Phase 1: Barely a Miracle (SAHM)
Phase 1: Unbearable
Yeah, I think that’s pretty much how I would describe it. To use Hal’s own words: “Your body cries out: I don’t like how this feels.” That is an understatement; I think it’s fair to say that my body was found to be in a paralytic state, refusing to move in silent protest. My mind said "yes," but my eyelids said, "No." That being said, I only really missed one day, but otherwise I was able to participate in most (maybe not all… sshhh) of the morning routine.
My first problem was taking melatonin. Not so much the taking of it, but the waking up from it, because I would wake up really groggy. I was taking one of those gummies and I wasn't sure if it was 5mg each (the dose was 2 gummies and I was only taking one). I also had a tendency to hit snooze if the phone was right next to me, so moving it to the bathroom did help increase my motivation.
Unlike Hal, I never had a moment of life changing clarity on Day 1, but I think that maybe it had something to do with my lack of a clear plan. By that, I mean I didn’t really have any obvious personal aspiration to achieve, so it was hard to come up with something more concrete than “be a more present mother" (which is what I settled on). While coming up with things to support this isn't impossible, I think maybe I need more examples from people in my situation to better flesh out the morning tasks.
My general routine varied, and I did not follow the acronym as ordered. I am still trying to figure out the best order to do it, because nothing has fully clicked yet. I tried exercising first, because it did help wake me up, but then I noticed that the other tasks would fall away if one of my kids woke up earlier and interrupted me. Doing the meditation first was hard because I was still sleepy (from the melatonin) so I wasn’t really as focused on it. It was also difficult for me to get started right away on visualizing and affirming, because I still felt like I wasn’t awake enough to truly focus.
As far as specifics go, I was waking up around 5:15am because my kids are generally awake by 6am. If they pay attention to the Hatch light, then I get until 6:30.
Silence: I have long been an on-and-off meditator since
taking a class on “Taming the Anxious Mind” in college, which was an offset of Jon
Kabat-Zinn’s stress mindfulness class. Thus, my background with meditation was
sitting in silence and following my breath. However, this time around I found
it extremely difficult and honestly not helpful (I know, according to
Kabat-Zinn, you’re not supposed to expect anything of your meditation, but this
book kinda sets that precedent). I instead tried Loving Kindness Meditation
from Peloton. I actually think this aligned better with what I wanted to
achieve (a sense of peace), and I also combined it with visualization.
Affirmation: A tough one. I created one using his template but I found it was forgettable. I need to figure out a better way to incorporate this. I have never really been a person who was into affirmations despite my desperate attempts to do so (see: me buying a card set of sarcastic affirmations and looking at them maybe twice).
Visualization: Also tough. I tried to visualize myself reacting calmly to tantrums, but I just had trouble really making it seem real, if that makes sense. Using the Loving Kindness meditation technique helped me with a general sense of bringing calm.
Exercise: At the time I was in the middle of an intense Peloton competition with a friend, so I was honestly overdoing this one… I was using the spin bike for probably an hour a day, which was not my normal baseline. This probably did not help my fatigue.

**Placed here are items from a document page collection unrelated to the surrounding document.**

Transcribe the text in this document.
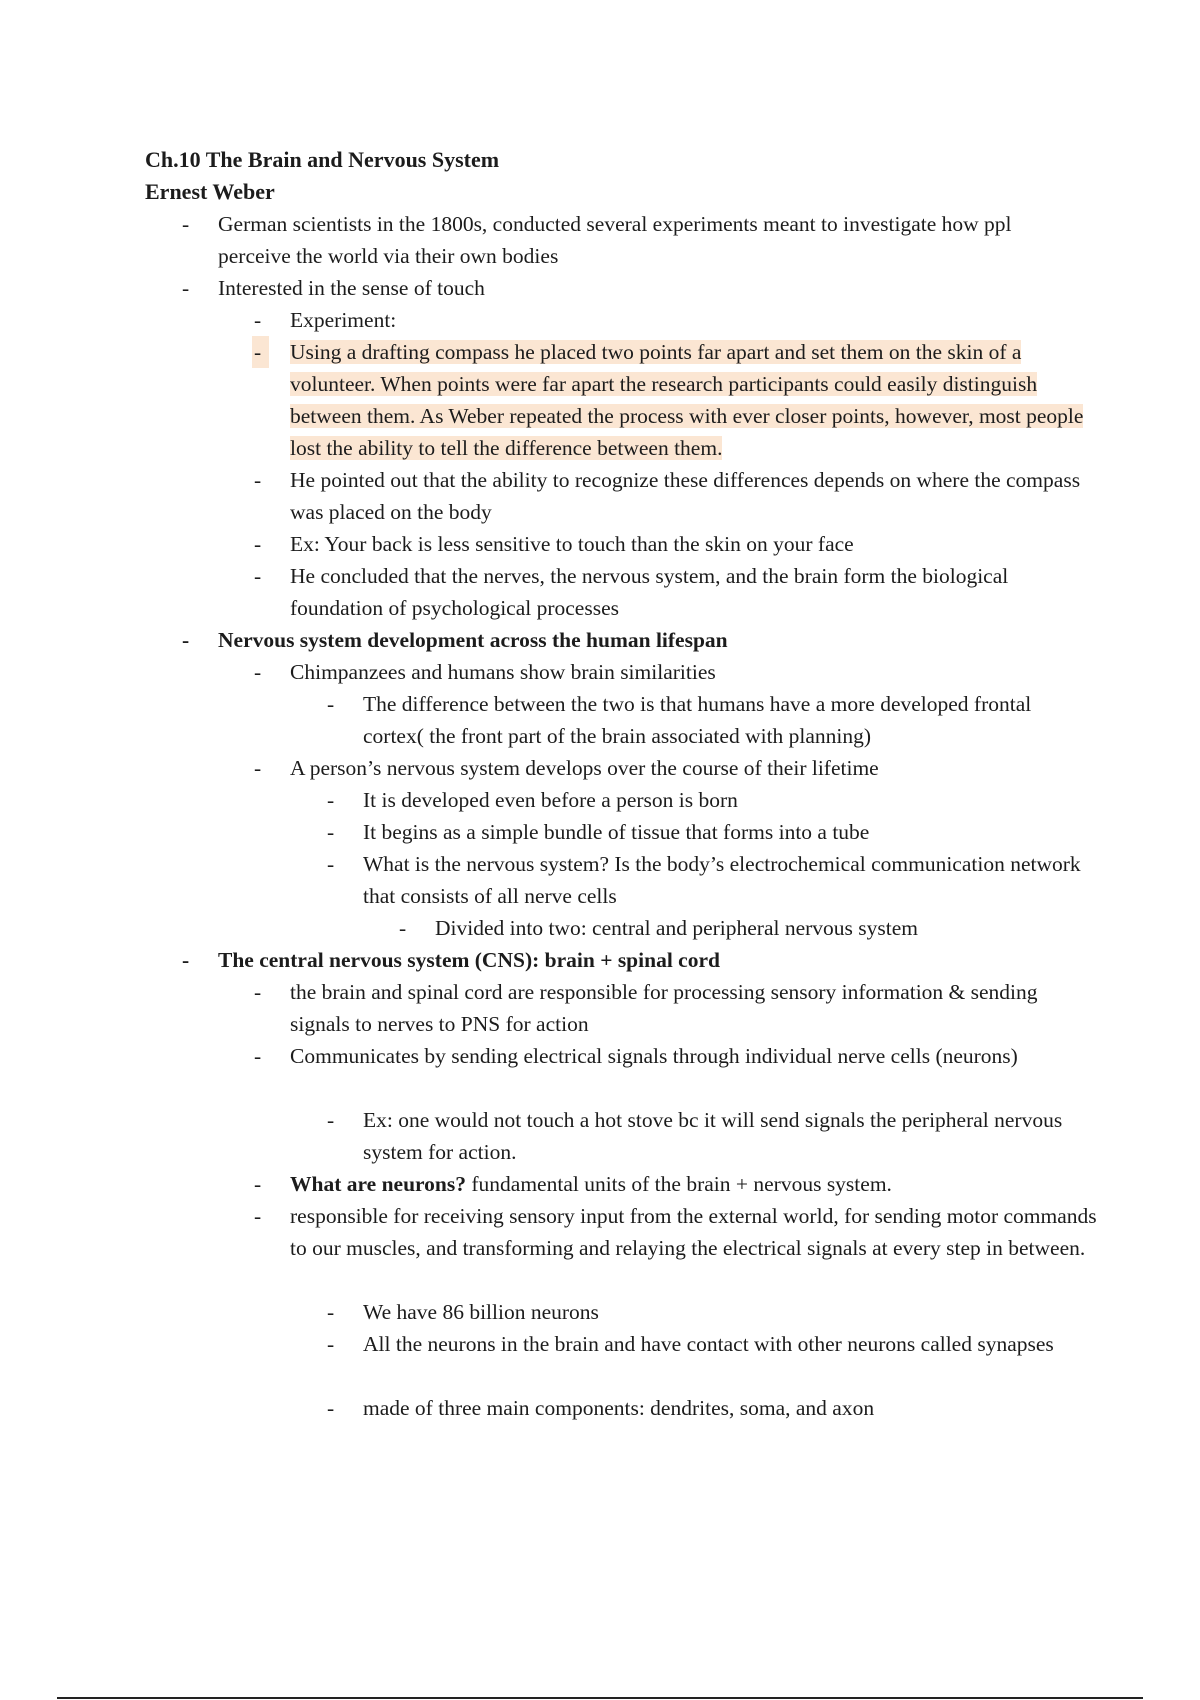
Ch.10 The Brain and Nervous System
Ernest Weber
- German scientists in the 1800s, conducted several experiments meant to investigate how ppl perceive the world via their own bodies
- Interested in the sense of touch
- Experiment:
-	Using a drafting compass he placed two points far apart and set them on the skin of a volunteer. When points were far apart the research participants could easily distinguish between them. As Weber repeated the process with ever closer points, however, most people lost the ability to tell the difference between them.
- He pointed out that the ability to recognize these differences depends on where the compass was placed on the body
- Ex: Your back is less sensitive to touch than the skin on your face
- He concluded that the nerves, the nervous system, and the brain form the biological foundation of psychological processes
- Nervous system development across the human lifespan
- Chimpanzees and humans show brain similarities
- The difference between the two is that humans have a more developed frontal cortex( the front part of the brain associated with planning)
- A person’s nervous system develops over the course of their lifetime
- It is developed even before a person is born
- It begins as a simple bundle of tissue that forms into a tube
- What is the nervous system? Is the body’s electrochemical communication network that consists of all nerve cells
- Divided into two: central and peripheral nervous system
- The central nervous system (CNS): brain + spinal cord
- the brain and spinal cord are responsible for processing sensory information & sending signals to nerves to PNS for action
- Communicates by sending electrical signals through individual nerve cells (neurons)
- Ex: one would not touch a hot stove bc it will send signals the peripheral nervous system for action.
- What are neurons? fundamental units of the brain + nervous system.
- responsible for receiving sensory input from the external world, for sending motor commands to our muscles, and transforming and relaying the electrical signals at every step in between.
- We have 86 billion neurons
- All the neurons in the brain and have contact with other neurons called synapses
- made of three main components: dendrites, soma, and axon
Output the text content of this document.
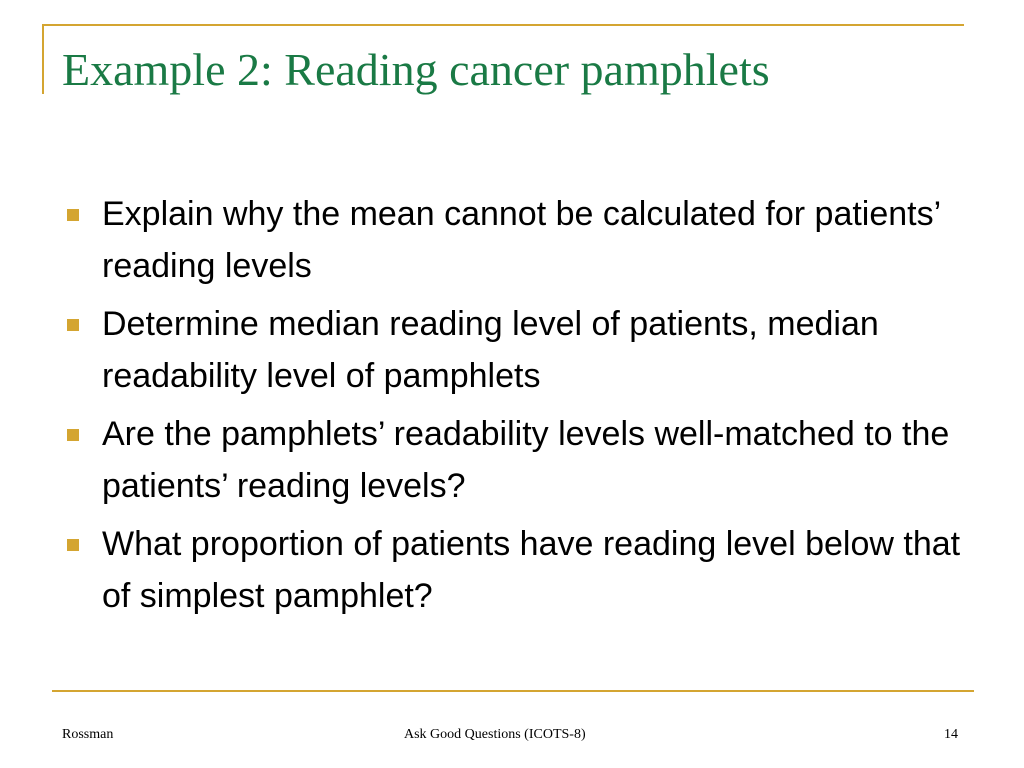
Example 2: Reading cancer pamphlets
Explain why the mean cannot be calculated for patients’ reading levels
Determine median reading level of patients, median readability level of pamphlets
Are the pamphlets’ readability levels well-matched to the patients’ reading levels?
What proportion of patients have reading level below that of simplest pamphlet?
Rossman	Ask Good Questions (ICOTS-8)	14
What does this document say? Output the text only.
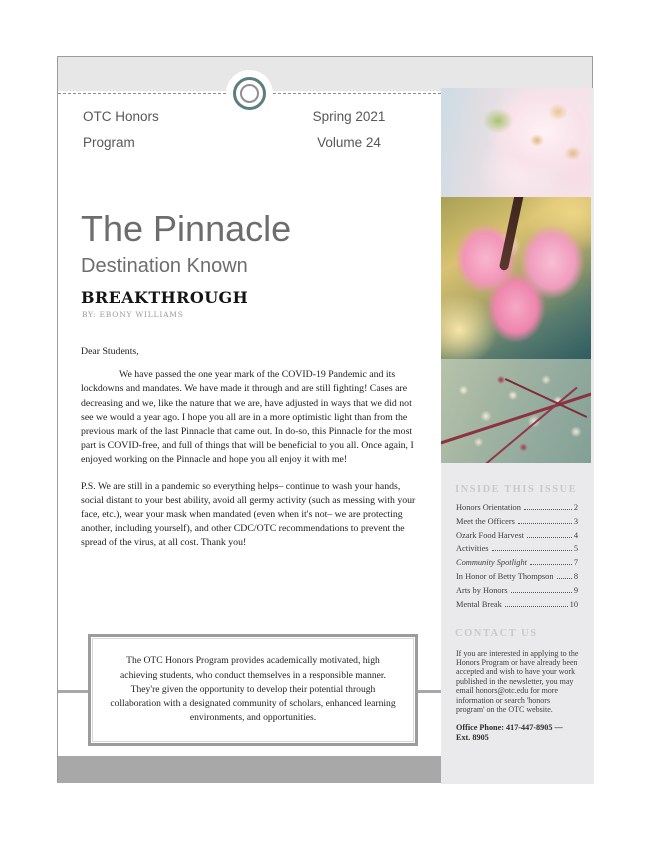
OTC Honors
Program
Spring 2021
Volume 24
The Pinnacle
Destination Known
BREAKTHROUGH
BY: EBONY WILLIAMS

Dear Students,

We have passed the one year mark of the COVID-19 Pandemic and its lockdowns and mandates. We have made it through and are still fighting! Cases are decreasing and we, like the nature that we are, have adjusted in ways that we did not see we would a year ago. I hope you all are in a more optimistic light than from the previous mark of the last Pinnacle that came out. In do-so, this Pinnacle for the most part is COVID-free, and full of things that will be beneficial to you all. Once again, I enjoyed working on the Pinnacle and hope you all enjoy it with me!

P.S. We are still in a pandemic so everything helps– continue to wash your hands, social distant to your best ability, avoid all germy activity (such as messing with your face, etc.), wear your mask when mandated (even when it's not– we are protecting another, including yourself), and other CDC/OTC recommendations to prevent the spread of the virus, at all cost. Thank you!

INSIDE THIS ISSUE
Honors Orientation	2
Meet the Officers	3
Ozark Food Harvest	4
Activities	5
Community Spotlight	7
In Honor of Betty Thompson 8
Arts by Honors	9
Mental Break	10
CONTACT US
If you are interested in applying to the Honors Program or have already been accepted and wish to have your work published in the newsletter, you may email honors@otc.edu for more information or search 'honors program' on the OTC website.
Office Phone: 417-447-8905 — Ext. 8905

The OTC Honors Program provides academically motivated, high achieving students, who conduct themselves in a responsible manner. They're given the opportunity to develop their potential through collaboration with a designated community of scholars, enhanced learning environments, and opportunities.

Reading: I chose to read The Playful Parent by Lawrence Cohen. I felt like this book was aligned with my goals, and it helped to encourage me to really play with my kids, building connection with them. I’m not usually someone who plays.
Scribing: I barely did this as well. I think the method of journaling that he recommended would probably be more useful, but I am also used to just stream of consciousness-ing it. I think having more purpose – like, what I did right or wrong the previous day, and how I might focus on improving the wrong, would be useful.
Ultimate thoughts are this: This is hard and maybe not all that rewarding, but I do notice that I start off the morning with more intention. And, to be fair, I don't think I am doing it in the best way possible. The trouble for me is continuing the intention throughout the day (by 3pm I’m spent). I also need to spend a little more time fleshing out what it is I truly want to achieve and making it more actionable.
Here’s to the next few weeks!
Do you follow Libby at The Honest Mom? She has a journal for moms that might help with the scribing part. It's set up to be a quick daily thing to fill in with questions like for that day are you prioritizing being present, productive, or umm...peaceful maybe? I don't know, it's three Ps. I like the idea of it, but I know I'd never fill it in. My own daily practice to start the day off as a SAHM was to be up 20 minutes before the girls so I could have coffee before they were awake. This also wore off by 3pm.
ReplyDeleteSomehow I did not get notified of your comment so I apologize! I have seen her journal before, but I wasn't sure I wanted to spend the money on it. I have a "5 Minute Gratitude" journal and it was hard to really fill it in with something unique every day (I guess I am very limited in my gratitude bucket, lol). Also, my coffee wears off by about 9am, so you were ahead of me! LOL.